What is Fine Motor?

Fine motor skills primarily involve the upper extremities, especially the hands, and are the foundation of our ability to use objects, tools, and utensils.

This ability, so common in human beings, is part of global development, and is the culmination of the proper functioning of a set of structures, skills and factors.

Its development is essential for the child’s interaction with its surroundings and its maturity begins from birth and is always in constant relationship with horrible motor development.

When we talk about fine motor skills or manipulative skills, we are referring to several actions:

  • Reach: extension or movement of the arm to grasp an object.
  • Grab: take an object with the hand.
  • Load/carry: grab and carry an object from one place to another.
  • Voluntary release: intentionally leaving the object that was held in the hand, in a specific place and time.
  • Bilateral use of the hands: joint use of the hands to carry out the activity.
  • Hand manipulation: Placing an object in the hand after it has been grasped.
  • Dexterity: ability to perform small movements with the hands accurately and efficiently, sharply and without much effort.

The purpose of fine motor skills

Fine motor skills are aimed at coordinating small muscle movements. That is, the development of the muscles of the hands, wrists, feet, fingers, mouth and tongue

Coordination with the eyes in relation to motor skills.

This facilitates the development of daily tasks where they are used simultaneously: eyes, hands, fingers, mouth, tongue, feet, such as dressing, tying shoelaces, blowing, brushing teeth, eating, tearing, cutting, painting, stacking objects, etc. coloring, writing, among others.


The constant training through educational games that stimulate visual-motor skills and coordination will result in a good development of fine motor skills.

This will be reflected in the mastery and precision of fine movements and will give them autonomy and security in carrying out daily activities, thus achieving the development of their independence and carrying out increasingly complex activities.

Fine motor skills are important because they are essential for the development of daily habits such as getting dressed, fastening buttons, closing zippers, opening the tube of toothpaste,… Without these skills, the child’s ability to do things is diminished, and to function properly in their environment and this affects their self-esteem and school learning.

If the child has good visual-motor development, what happens?

The child who has had good fine motor training can dress himself and tie his shoelaces much more easily.

To do this you must have acquired fine gesture control and precise movement.

Also, he will be able to eat independently by knowing how to use a spoon, fork and put them in his mouth, as well as how to brush his teeth correctly, due to the maturation of his eye-hand coordination.
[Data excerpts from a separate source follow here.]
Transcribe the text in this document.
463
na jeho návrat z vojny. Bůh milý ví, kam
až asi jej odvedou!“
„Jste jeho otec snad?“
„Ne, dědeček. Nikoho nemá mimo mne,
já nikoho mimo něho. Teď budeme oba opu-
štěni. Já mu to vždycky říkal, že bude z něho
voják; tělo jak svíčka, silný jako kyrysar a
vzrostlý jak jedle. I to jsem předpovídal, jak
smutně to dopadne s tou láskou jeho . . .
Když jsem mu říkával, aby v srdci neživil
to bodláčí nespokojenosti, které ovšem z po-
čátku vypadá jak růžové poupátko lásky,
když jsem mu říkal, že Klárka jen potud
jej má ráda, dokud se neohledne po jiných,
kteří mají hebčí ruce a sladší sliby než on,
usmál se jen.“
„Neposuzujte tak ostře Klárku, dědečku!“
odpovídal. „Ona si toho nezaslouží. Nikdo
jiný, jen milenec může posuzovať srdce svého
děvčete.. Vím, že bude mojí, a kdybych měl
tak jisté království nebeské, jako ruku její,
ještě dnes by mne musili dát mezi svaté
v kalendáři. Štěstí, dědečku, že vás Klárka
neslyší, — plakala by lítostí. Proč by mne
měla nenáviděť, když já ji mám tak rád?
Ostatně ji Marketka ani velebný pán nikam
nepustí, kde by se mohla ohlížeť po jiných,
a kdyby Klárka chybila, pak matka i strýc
Having good manual dexterity and visual-motor coordination, writing will already be an easier task to achieve.

Fine motor skills significantly help the child

The development of fine motor skills between the ages of 3 and 6 is of the utmost importance for the development of their abilities and the achievement of daily tasks, as well as providing autonomy and self-confidence.

One of the ways to work and stimulate the mobility of the wrist, hands and fingers is through exercises to stimulate the muscles of the wrist and hand, visual-motor coordination activities and precision challenges.

We do this in fun corners where we propose different games and activities such as:

Invent structures and mechanisms with LEGO construction pieces and use materials such as cardboard, pencils, scissors, glue, paint, dough, with which they will create their own works of art, without neglecting the main objective of stimulating fine motor skills.

Examples of fine motor skills for children to develop skills that will help them acquire skills.

  • Separate candies by colors, etc.
  • Grab a brush to paint.
  • Mix lentils with rice and separate the lentils with your fingers.
  • Place clothes pegs
  • Stringing raw macaroni on a string
  • Pick up a small item with the index finger and thumb
  • string beads
  • Cut figures.
  • Fasten and unfasten buttons.
  • Raise and lower zippers…

What does Maria Montessori say about fine motor skills?

Fine motor skills is a fundamental manual skill to strengthen the skills of students, especially in the Preschool grade, establishing the bases for the pre-writing process. Following Montessori (1995), the child must prepare for life by being autonomous and independent.